Quand j’apprends la nouvelle de la mort de notre cher Saint-Père, alors que suis loin du monde et, heureusement, loin du brouhaha des médias, montent en moi trois mots qui sont trois paroles de gratitude.
La joie. La date du dies natalis (la naissance au Ciel) des derniers papes est significative de leur pontificat, comme une signature divine de l’accomplissement de leur mission terrestre. Il n’est que de penser à saint Jean-Paul II, mort les premières vêpres du dimanche de la miséricorde divine par lui institué, qui étaient aussi le jour où nous faisons mémoire de Marie à laquelle il était totus tuus. Ou de saint Paul VI, qui, mort le jour de la fête de la Transfiguration, avait placé au cœur du dernier Concile et de son pontificat, l’homme dans son unique destinée qui est surnaturelle, c’est-à-dire divine, donc, Dieu lui-même. Qui ne sait que le pape François à l’allégresse roborative et communicative, jusque dans l’adversité, avait placé presque tous ses actes magistériels sous le signe de la joie ; or, il nous est enlevé dans cette semaine où, en carillonnant les Alléluia, toute la liturgie célèbre la joie pascale.

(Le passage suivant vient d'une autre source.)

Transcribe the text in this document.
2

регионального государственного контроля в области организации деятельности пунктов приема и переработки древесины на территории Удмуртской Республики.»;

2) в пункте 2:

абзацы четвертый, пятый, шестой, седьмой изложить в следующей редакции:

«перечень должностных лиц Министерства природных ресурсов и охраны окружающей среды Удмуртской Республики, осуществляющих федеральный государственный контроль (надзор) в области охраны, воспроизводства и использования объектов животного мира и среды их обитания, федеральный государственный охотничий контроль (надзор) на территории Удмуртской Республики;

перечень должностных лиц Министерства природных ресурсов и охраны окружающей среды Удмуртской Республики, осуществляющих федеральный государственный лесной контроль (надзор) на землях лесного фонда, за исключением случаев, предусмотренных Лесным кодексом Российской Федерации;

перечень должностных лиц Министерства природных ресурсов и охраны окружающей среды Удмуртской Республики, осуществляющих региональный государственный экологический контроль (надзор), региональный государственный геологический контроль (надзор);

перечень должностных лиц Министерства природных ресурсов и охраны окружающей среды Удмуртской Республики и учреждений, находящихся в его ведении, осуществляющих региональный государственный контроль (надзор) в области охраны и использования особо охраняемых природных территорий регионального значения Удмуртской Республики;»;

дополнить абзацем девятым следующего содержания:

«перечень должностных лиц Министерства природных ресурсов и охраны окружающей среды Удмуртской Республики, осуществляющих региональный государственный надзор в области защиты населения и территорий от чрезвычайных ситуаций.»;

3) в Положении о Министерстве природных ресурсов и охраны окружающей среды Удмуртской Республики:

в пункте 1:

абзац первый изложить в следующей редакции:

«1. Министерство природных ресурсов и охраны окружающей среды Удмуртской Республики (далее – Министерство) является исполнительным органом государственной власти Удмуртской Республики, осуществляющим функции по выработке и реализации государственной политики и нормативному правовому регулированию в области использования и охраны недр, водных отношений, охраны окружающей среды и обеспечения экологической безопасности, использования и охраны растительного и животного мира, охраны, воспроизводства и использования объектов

La miséricorde. Dans la continuité profonde avec ses deux prédécesseurs, Jean-Paul II qui contemplait le Christ Rédempteur de l’homme et Révélateur du Père riche en miséricorde, et Benoît XVI qui, dans son encyclique programmatique, recentrait notre regard sur « Dieu amour » (1 Jn 4,8.16), Jorge Maria Bergoglio choisissait comme devise pontificale : « miserando atque eligendo : bénéficiaire de la miséricorde [ce qui est plus que pardonné ] et choisi ». Mais, comme il se doit, cette continuité n’est pas allée sans quelque réforme qui n’a pas réjoui tout le monde et quelques actes forts qui ont marqué profondément les esprits et les cœurs, comme ces trois encycliques dont la première, Laudato si, élargit notre compassion aux dimensions de la Terre, la deuxième, Fratelli tutti, l’approfondit jusqu’à embrasser tout homme et la troisième, Dilexit nos, l’approfondit jusqu’à la racine qui est la miséricorde même du Cœur de Jésus.

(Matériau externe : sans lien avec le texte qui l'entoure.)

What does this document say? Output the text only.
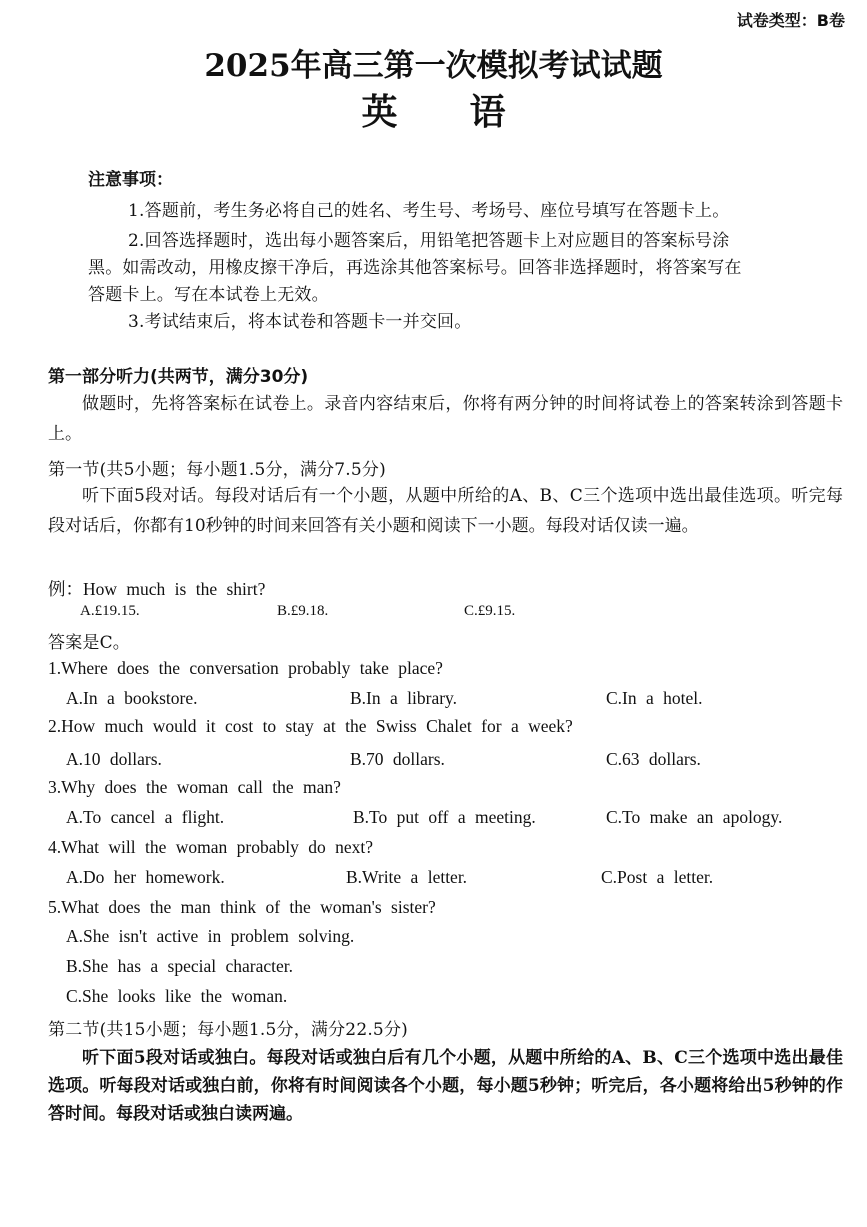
试卷类型：B卷
2025年高三第一次模拟考试试题
英　　语
注意事项：
1.答题前，考生务必将自己的姓名、考生号、考场号、座位号填写在答题卡上。
2.回答选择题时，选出每小题答案后，用铅笔把答题卡上对应题目的答案标号涂
黑。如需改动，用橡皮擦干净后，再选涂其他答案标号。回答非选择题时，将答案写在
答题卡上。写在本试卷上无效。
3.考试结束后，将本试卷和答题卡一并交回。
第一部分听力(共两节，满分30分)
做题时，先将答案标在试卷上。录音内容结束后，你将有两分钟的时间将试卷上的答案转涂到答题卡上。
第一节(共5小题；每小题1.5分，满分7.5分)
听下面5段对话。每段对话后有一个小题，从题中所给的A、B、C三个选项中选出最佳选项。听完每段对话后，你都有10秒钟的时间来回答有关小题和阅读下一小题。每段对话仅读一遍。
例：How much is the shirt?
A.£19.15.	B.£9.18.	C.£9.15.
答案是C。
1.Where does the conversation probably take place?
A.In a bookstore.	B.In a library.	C.In a hotel.
2.How much would it cost to stay at the Swiss Chalet for a week?
A.10 dollars.	B.70 dollars.	C.63 dollars.
3.Why does the woman call the man?
A.To cancel a flight.	B.To put off a meeting.	C.To make an apology.
4.What will the woman probably do next?
A.Do her homework.	B.Write a letter.	C.Post a letter.
5.What does the man think of the woman's sister?
A.She isn't active in problem solving.
B.She has a special character.
C.She looks like the woman.
第二节(共15小题；每小题1.5分，满分22.5分)
听下面5段对话或独白。每段对话或独白后有几个小题，从题中所给的A、B、C三个选项中选出最佳选项。听每段对话或独白前，你将有时间阅读各个小题，每小题5秒钟；听完后，各小题将给出5秒钟的作答时间。每段对话或独白读两遍。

Le don. Ce que le pape François dit, il le vit. Qui, hier, n’a pas été bouleversé, lors de la bénédiction Urbi et Orbi, par la présence du Saint-Père dont nous mesurons maintenant combien il était exténué à l’excès et qui, en se montrant à nous, s’est donné jusqu’au dernier moment et jusqu’au dernier souffle, à l’image même de Celui dont il était le Vicaire et qui nous a aimés « jusqu’à l’extrême » (Jn 13,1) ? Ce faisant, il a scellé un pontificat dont les dernières années ont été marquées par une offrande et un abandon sans cesse croissants.
Ne nous le cachons pas. Les prochains jours et les prochaines semaines, les médias vont multiplier leur diagnostic sur le passé et leur pronostic sur l’avenir. Ceux-ci, projetant souvent sur l’Église une inadéquate grille politique droite-gauche, traditionnalisme-progressisme, ne feront que révéler leurs craintes ou leurs espoirs. Nous, catholiques, nous croyons, de foi théologale, que « l’Église a les promesses de la vie éternelle », que Jésus a prié expressément, au seuil de sa Passion, pour que la foi de Pierre et de ses successeurs « ne défaille pas ».
Nous observons aussi, ce qui nourrit fortement notre espérance, que, comme les premiers siècles, les deux derniers siècles nous ont donné de nombreux saints papes. Comment, en ces temps de crise majeure, Dieu pourrait-il ne pas continuer à prendre soin de la barque de Pierre ? Alors, oui, comme il y a eu un Concile des médias, il y aura un Conclave des médias ! Nous pourrions à ce sujet relire les pages énergiques et lucides du père Louis Bouyer au seuil d’un ouvrage qui, rédigé voici plus d’un demi-siècle, n’a pas perdu son actualité : La décomposition du catholicisme [1]. Gardons fermes la sobriété dans l’information, le souci de l’unité et la paix de l’espérance.
Pascal Ide
[1] J’en parlerai très prochainement sur le site.